Nein, mit einer Mofa-Prüfbescheinigung ist es nicht gestattet, führerscheinpflichtige Autos im Straßenverkehr zu bewegen. Um vierrädrige, mehrspurige Kfz zu steuern, ist eine gesonderte Fahrerlaubnis erforderlich – unabhängig von der Höchstgeschwindigkeit des Fahrzeugs. Auch für auf 25 km/h gedrosselte Kleinst-Pkw, sogenannte „25er“, reicht ein Mofaführerschein nicht aus.

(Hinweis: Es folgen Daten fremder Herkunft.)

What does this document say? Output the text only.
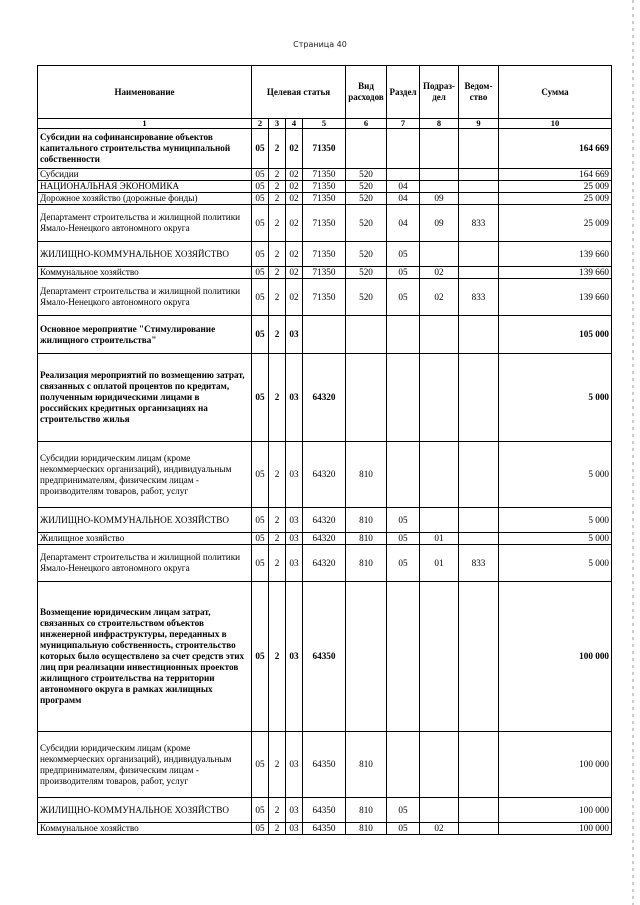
Страница 40
Наименование	Целевая статья				Вид расходов	Раздел	Подраз-дел	Ведом-ство	Сумма
1	2	3	4	5	6	7	8	9	10
Субсидии на софинансирование объектов капитального строительства муниципальной собственности	05	2	02	71350					164 669
Субсидии	05	2	02	71350	520				164 669
НАЦИОНАЛЬНАЯ ЭКОНОМИКА	05	2	02	71350	520	04			25 009
Дорожное хозяйство (дорожные фонды)	05	2	02	71350	520	04	09		25 009
Департамент строительства и жилищной политики Ямало-Ненецкого автономного округа	05	2	02	71350	520	04	09	833	25 009
ЖИЛИЩНО-КОММУНАЛЬНОЕ ХОЗЯЙСТВО	05	2	02	71350	520	05			139 660
Коммунальное хозяйство	05	2	02	71350	520	05	02		139 660
Департамент строительства и жилищной политики Ямало-Ненецкого автономного округа	05	2	02	71350	520	05	02	833	139 660
Основное мероприятие "Стимулирование жилищного строительства"	05	2	03						105 000
Реализация мероприятий по возмещению затрат, связанных с оплатой процентов по кредитам, полученным юридическими лицами в российских кредитных организациях на строительство жилья	05	2	03	64320					5 000
Субсидии юридическим лицам (кроме некоммерческих организаций), индивидуальным предпринимателям, физическим лицам - производителям товаров, работ, услуг	05	2	03	64320	810				5 000
ЖИЛИЩНО-КОММУНАЛЬНОЕ ХОЗЯЙСТВО	05	2	03	64320	810	05			5 000
Жилищное хозяйство	05	2	03	64320	810	05	01		5 000
Департамент строительства и жилищной политики Ямало-Ненецкого автономного округа	05	2	03	64320	810	05	01	833	5 000
Возмещение юридическим лицам затрат, связанных со строительством объектов инженерной инфраструктуры, переданных в муниципальную собственность, строительство которых было осуществлено за счет средств этих лиц при реализации инвестиционных проектов жилищного строительства на территории автономного округа в рамках жилищных программ	05	2	03	64350					100 000
Субсидии юридическим лицам (кроме некоммерческих организаций), индивидуальным предпринимателям, физическим лицам - производителям товаров, работ, услуг	05	2	03	64350	810				100 000
ЖИЛИЩНО-КОММУНАЛЬНОЕ ХОЗЯЙСТВО	05	2	03	64350	810	05			100 000
Коммунальное хозяйство	05	2	03	64350	810	05	02		100 000
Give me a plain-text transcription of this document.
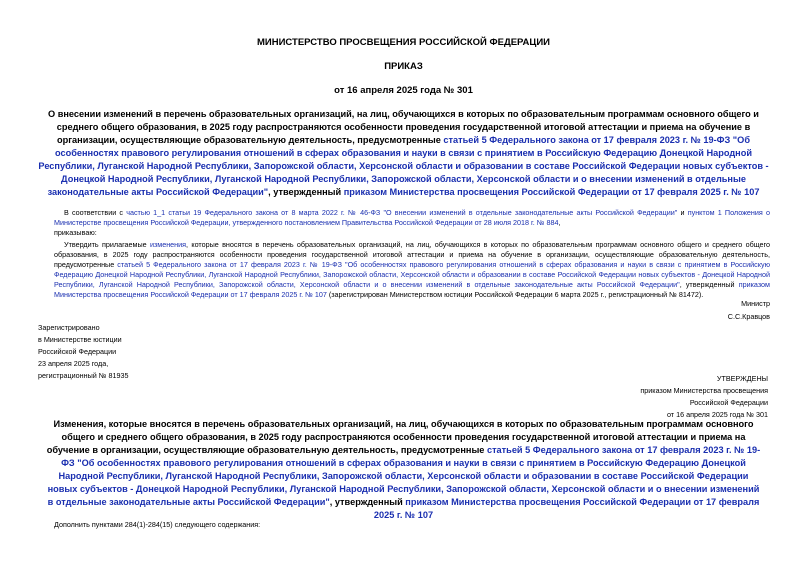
МИНИСТЕРСТВО ПРОСВЕЩЕНИЯ РОССИЙСКОЙ ФЕДЕРАЦИИ
ПРИКАЗ
от 16 апреля 2025 года № 301
О внесении изменений в перечень образовательных организаций, на лиц, обучающихся в которых по образовательным программам основного общего и среднего общего образования, в 2025 году распространяются особенности проведения государственной итоговой аттестации и приема на обучение в организации, осуществляющие образовательную деятельность, предусмотренные статьей 5 Федерального закона от 17 февраля 2023 г. № 19-ФЗ "Об особенностях правового регулирования отношений в сферах образования и науки в связи с принятием в Российскую Федерацию Донецкой Народной Республики, Луганской Народной Республики, Запорожской области, Херсонской области и образовании в составе Российской Федерации новых субъектов - Донецкой Народной Республики, Луганской Народной Республики, Запорожской области, Херсонской области и о внесении изменений в отдельные законодательные акты Российской Федерации", утвержденный приказом Министерства просвещения Российской Федерации от 17 февраля 2025 г. № 107
В соответствии с частью 1_1 статьи 19 Федерального закона от 8 марта 2022 г. № 46-ФЗ "О внесении изменений в отдельные законодательные акты Российской Федерации" и пунктом 1 Положения о Министерстве просвещения Российской Федерации, утвержденного постановлением Правительства Российской Федерации от 28 июля 2018 г. № 884,
приказываю:
Утвердить прилагаемые изменения, которые вносятся в перечень образовательных организаций, на лиц, обучающихся в которых по образовательным программам основного общего и среднего общего образования, в 2025 году распространяются особенности проведения государственной итоговой аттестации и приема на обучение в организации, осуществляющие образовательную деятельность, предусмотренные статьей 5 Федерального закона от 17 февраля 2023 г. № 19-ФЗ "Об особенностях правового регулирования отношений в сферах образования и науки в связи с принятием в Российскую Федерацию Донецкой Народной Республики, Луганской Народной Республики, Запорожской области, Херсонской области и образовании в составе Российской Федерации новых субъектов - Донецкой Народной Республики, Луганской Народной Республики, Запорожской области, Херсонской области и о внесении изменений в отдельные законодательные акты Российской Федерации", утвержденный приказом Министерства просвещения Российской Федерации от 17 февраля 2025 г. № 107 (зарегистрирован Министерством юстиции Российской Федерации 6 марта 2025 г., регистрационный № 81472).
Министр
С.С.Кравцов
Зарегистрировано
в Министерстве юстиции
Российской Федерации
23 апреля 2025 года,
регистрационный № 81935	УТВЕРЖДЕНЫ
приказом Министерства просвещения
Российской Федерации
от 16 апреля 2025 года № 301
Изменения, которые вносятся в перечень образовательных организаций, на лиц, обучающихся в которых по образовательным программам основного общего и среднего общего образования, в 2025 году распространяются особенности проведения государственной итоговой аттестации и приема на обучение в организации, осуществляющие образовательную деятельность, предусмотренные статьей 5 Федерального закона от 17 февраля 2023 г. № 19-ФЗ "Об особенностях правового регулирования отношений в сферах образования и науки в связи с принятием в Российскую Федерацию Донецкой Народной Республики, Луганской Народной Республики, Запорожской области, Херсонской области и образовании в составе Российской Федерации новых субъектов - Донецкой Народной Республики, Луганской Народной Республики, Запорожской области, Херсонской области и о внесении изменений в отдельные законодательные акты Российской Федерации", утвержденный приказом Министерства просвещения Российской Федерации от 17 февраля 2025 г. № 107
Дополнить пунктами 284(1)-284(15) следующего содержания:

Wer mit einem „25er“ auf die Straße möchte, benötigt mindestens Führerscheinklasse S. Diese Fahrerlaubnis berechtigt Personen ab 16 Jahren dazu, dreirädrige Krafträder und vierrädrige Leichtkraftfahrzeuge wie Trikes, Quads oder Microcars bis 45 km/h Höchstgeschwindigkeit zu steuern. Dasselbe gilt für Führerscheinklasse AM: Fahrern ab 16 Jahren ist es damit gestattet, Mopeds, Roller und andere Kleinkrafträder bis 50 ccm zu lenken. Liegt der Hubraum zwischen 50 ccm und 125 ccm sprechen Experten von Leichtkrafträdern. Diese erbringen eine Motorleistung von maximal 15 PS und dürfen nur mit Führerscheinklasse A1 bzw. 1B gefahren werden. Auch hier reicht der Mofa-Führerschein nicht für die Nutzung eines dieser Zweiräder aus.

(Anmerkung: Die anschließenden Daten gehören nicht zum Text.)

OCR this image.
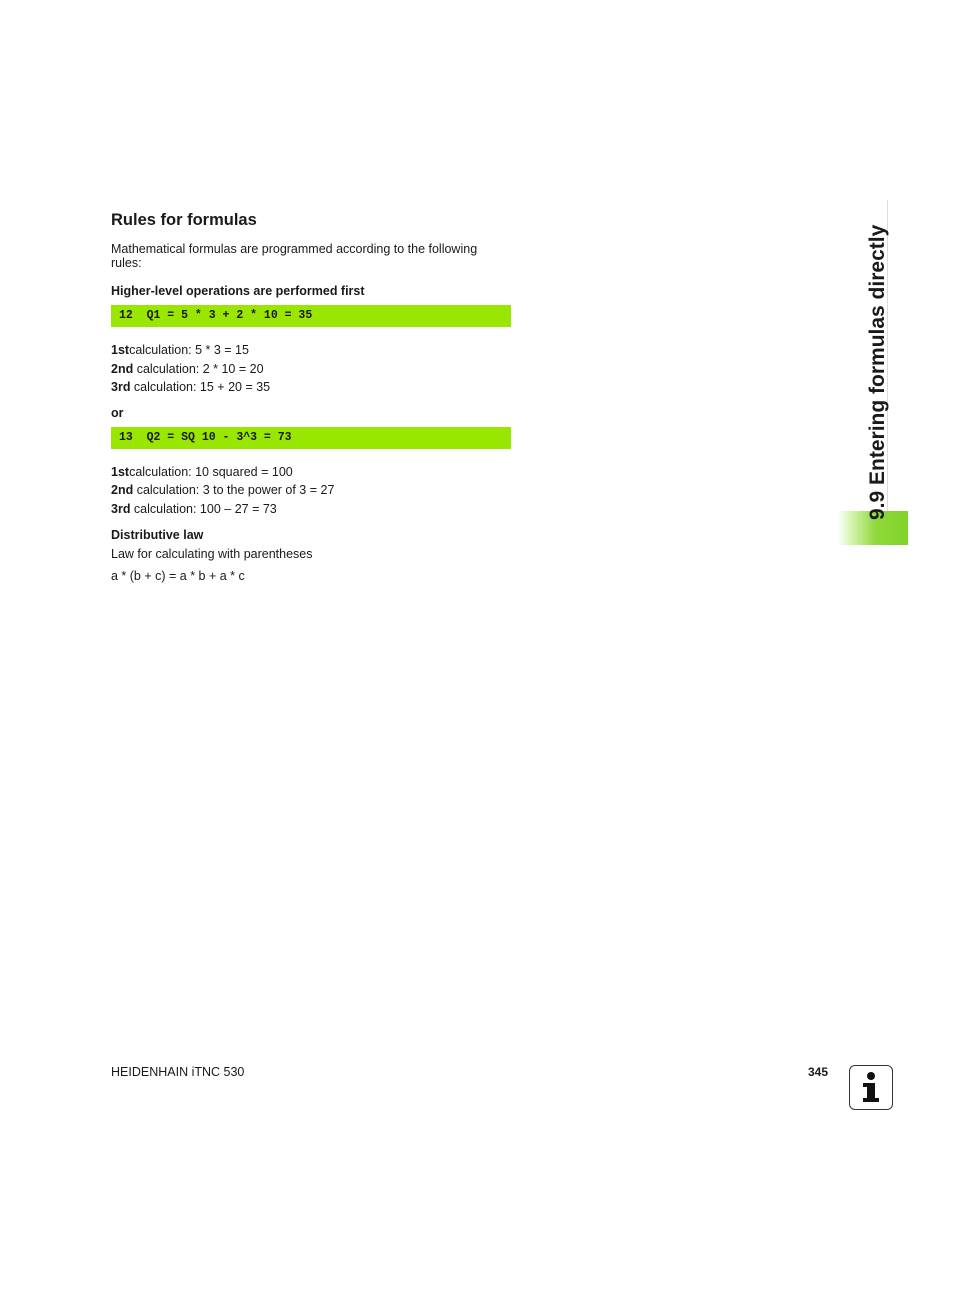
Rules for formulas

Mathematical formulas are programmed according to the following rules:

Higher-level operations are performed first

12  Q1 = 5 * 3 + 2 * 10 = 35
1stcalculation: 5 * 3 = 15
2nd calculation: 2 * 10 = 20
3rd calculation: 15 + 20 = 35

or

13  Q2 = SQ 10 - 3^3 = 73
1stcalculation: 10 squared = 100
2nd calculation: 3 to the power of 3 = 27
3rd calculation: 100 – 27 = 73

Distributive law

Law for calculating with parentheses

a * (b + c) = a * b + a * c

9.9 Entering formulas directly
HEIDENHAIN iTNC 530	345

Mit einem regulären Führerschein der Klasse B dürfen Sie nicht nur mehrspurige Pkw und Anhänger bis 750 kg Gesamtmasse, sondern auch 25 km/h Autos auf öffentlichen Straßen bewegen. Das Mindestalter für den Pkw-Führerschein liegt bei 18 Jahren.

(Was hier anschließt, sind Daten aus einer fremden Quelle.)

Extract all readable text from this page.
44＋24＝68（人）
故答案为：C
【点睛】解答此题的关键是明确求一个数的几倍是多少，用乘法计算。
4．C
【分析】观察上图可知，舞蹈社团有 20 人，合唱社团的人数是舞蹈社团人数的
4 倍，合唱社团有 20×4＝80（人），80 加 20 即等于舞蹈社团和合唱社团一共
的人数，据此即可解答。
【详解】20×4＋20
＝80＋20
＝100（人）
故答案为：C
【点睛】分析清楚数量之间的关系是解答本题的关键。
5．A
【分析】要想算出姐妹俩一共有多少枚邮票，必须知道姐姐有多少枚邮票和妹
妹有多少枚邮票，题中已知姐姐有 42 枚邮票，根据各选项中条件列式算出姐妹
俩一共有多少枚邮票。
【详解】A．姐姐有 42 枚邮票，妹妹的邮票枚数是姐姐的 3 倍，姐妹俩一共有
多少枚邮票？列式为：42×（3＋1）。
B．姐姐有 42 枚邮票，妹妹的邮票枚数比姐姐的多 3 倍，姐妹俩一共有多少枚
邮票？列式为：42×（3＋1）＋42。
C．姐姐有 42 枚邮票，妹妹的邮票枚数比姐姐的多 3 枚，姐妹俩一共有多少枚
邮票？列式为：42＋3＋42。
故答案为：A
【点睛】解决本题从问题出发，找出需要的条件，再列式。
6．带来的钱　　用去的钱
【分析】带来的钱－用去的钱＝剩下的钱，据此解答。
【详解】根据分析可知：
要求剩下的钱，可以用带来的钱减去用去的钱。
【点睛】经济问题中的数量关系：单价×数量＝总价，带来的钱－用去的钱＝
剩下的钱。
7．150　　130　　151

Für Krankenfahrstühle und Mobilitätshilfen gibt es eine Sonderregelung

Gilt ein (Kleinst-)Auto als Mobilitätshilfe oder Krankenfahrstuhl, ist es fahrerlaubnisfrei. Wer eine Mofa-Prüfbescheinigung besitzt, darf damit am öffentlichen Straßenverkehr teilnehmen. Voraussetzung: An der Bauart des Leichtkraftfahrzeugs ist erkennbar, dass es für die Nutzung durch körperlich beeinträchtige Personen bestimmt ist:

  • Krankenfahrstuhl: mit Elektroantrieb, 15 km/h bauartbedingte Höchstgeschwindigkeit, maximal 110 cm breit, höchstens 300 kg Leermasse bzw. 500 kg Gesamtgewicht
  • Mobilitätshilfe: zweispurig angeordnetes Fahrzeug (z.B. E-Scooter mit Stützrädern und lenkerähnlicher Haltestange), 20 km/h Höchstgeschwindigkeit, bis zu 70 cm breit

Eine spezielle Prüfbescheinigung für Krankenfahrstühle zu erwerben, um auf 25 km/h gedrosselte Kleinst-Pkws zu steuern, ist mittlerweile nicht mehr möglich. Zweisitzige „25er“, die bis 30. Juni 1999 erstmals zum Verkehr zugelassen wurden, als Krankenfahrstühle zu nutzen, ist dagegen nach wie vor zulässig – vorausgesetzt, der Fahrzeugführer ist behindert oder gebrechlich.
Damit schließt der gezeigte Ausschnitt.